Early theoretical work and experimental testing on vibrating mass flowmeters were conducted in the Soviet Union during the late 1960s and early 1970s, driven by the need to measure complex multiphase (oil-gas-water) flows at wellheads. In 1969, Soviet researchers I. Y. Rivkin, O. P. Shishkin, and V. N. Skugorov filed Author's Certificate No. 246101 for a method of measuring the mass flow rate of liquids and gases using vibrational elements. In 1972, Rivkin and V. K. Sorokin published empirical validation for tracking gas-liquid mixtures via vibrating structural phase shifts in the journal Devices and Control Systems (Приборы и системы управления). Rivkin's work on multiphase fluid metrics culminated in international recognition with the grant of US Patent 4,096,745 in 1978 and the publication of his definitive monograph, Vibrating Mass Flowmeters (Вибрационные массовые расходомеры), in 1980.

Concurrently and independently in the United States, American electrical engineer James E. Smith sought a precise solution for industrial mass flow measurement without relying on intrusive, high-maintenance internal moving parts.
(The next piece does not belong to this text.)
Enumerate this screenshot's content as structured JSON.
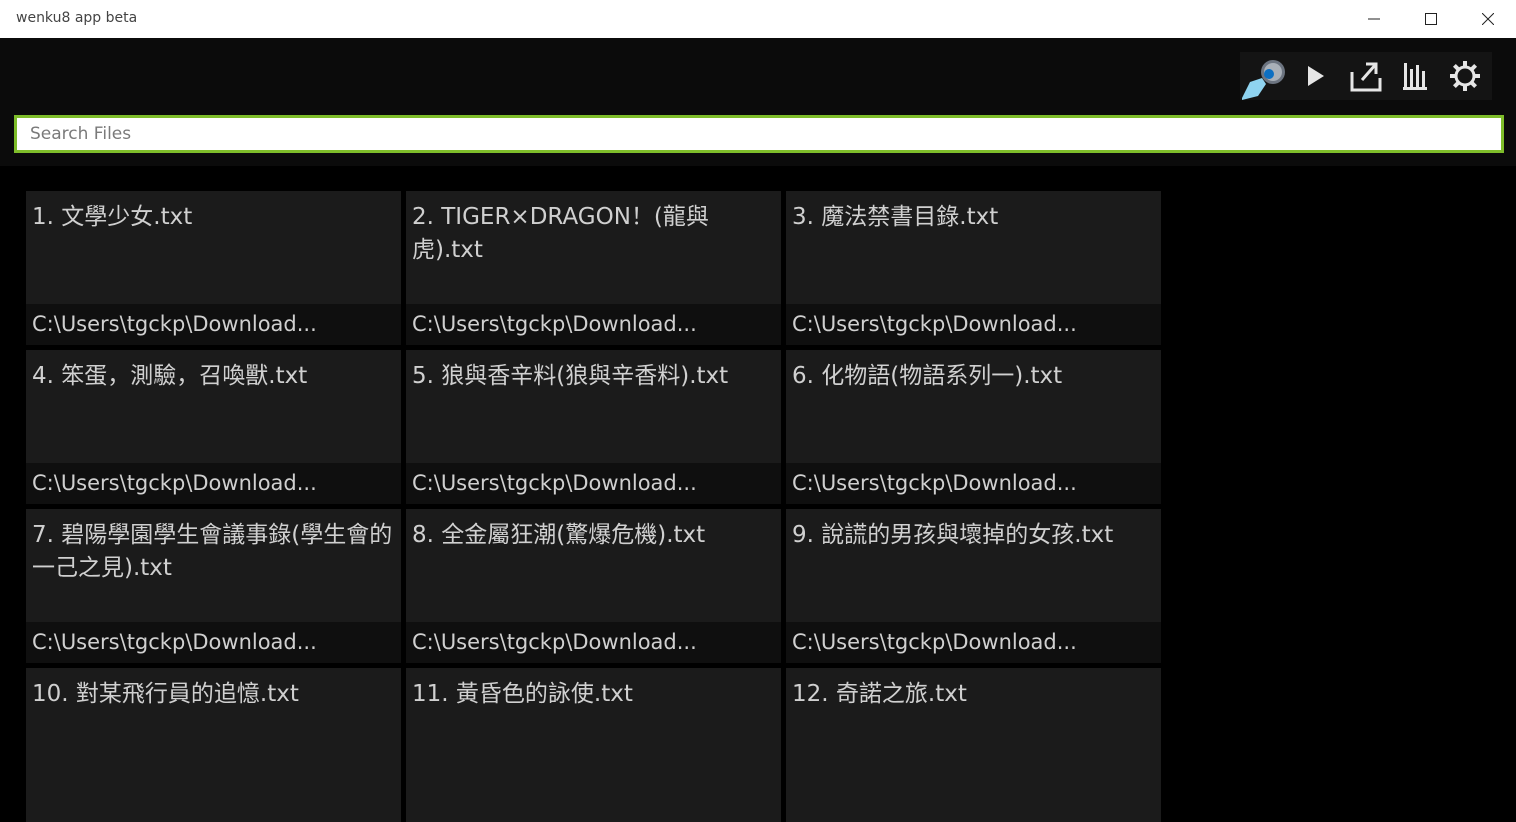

In 1977, Smith designed and commercialized a practical industrial prototype utilizing a vibrating, curved U-shaped tube driven by electromagnetic coils. He founded Micro Motion, Inc. in Boulder, Colorado, to mass-produce the technology. Early single-tube configurations were susceptible to external plant vibrations, leading Micro Motion to introduce the dual-tube design in 1983, which utilized opposing vibrations to cancel out environmental noise. Later refinements by European manufacturers, including Endress+Hauser (1987) and KROHNE (1994), introduced dual and single straight-tube designs to accommodate hygienic processes in the food and pharmaceutical sectors.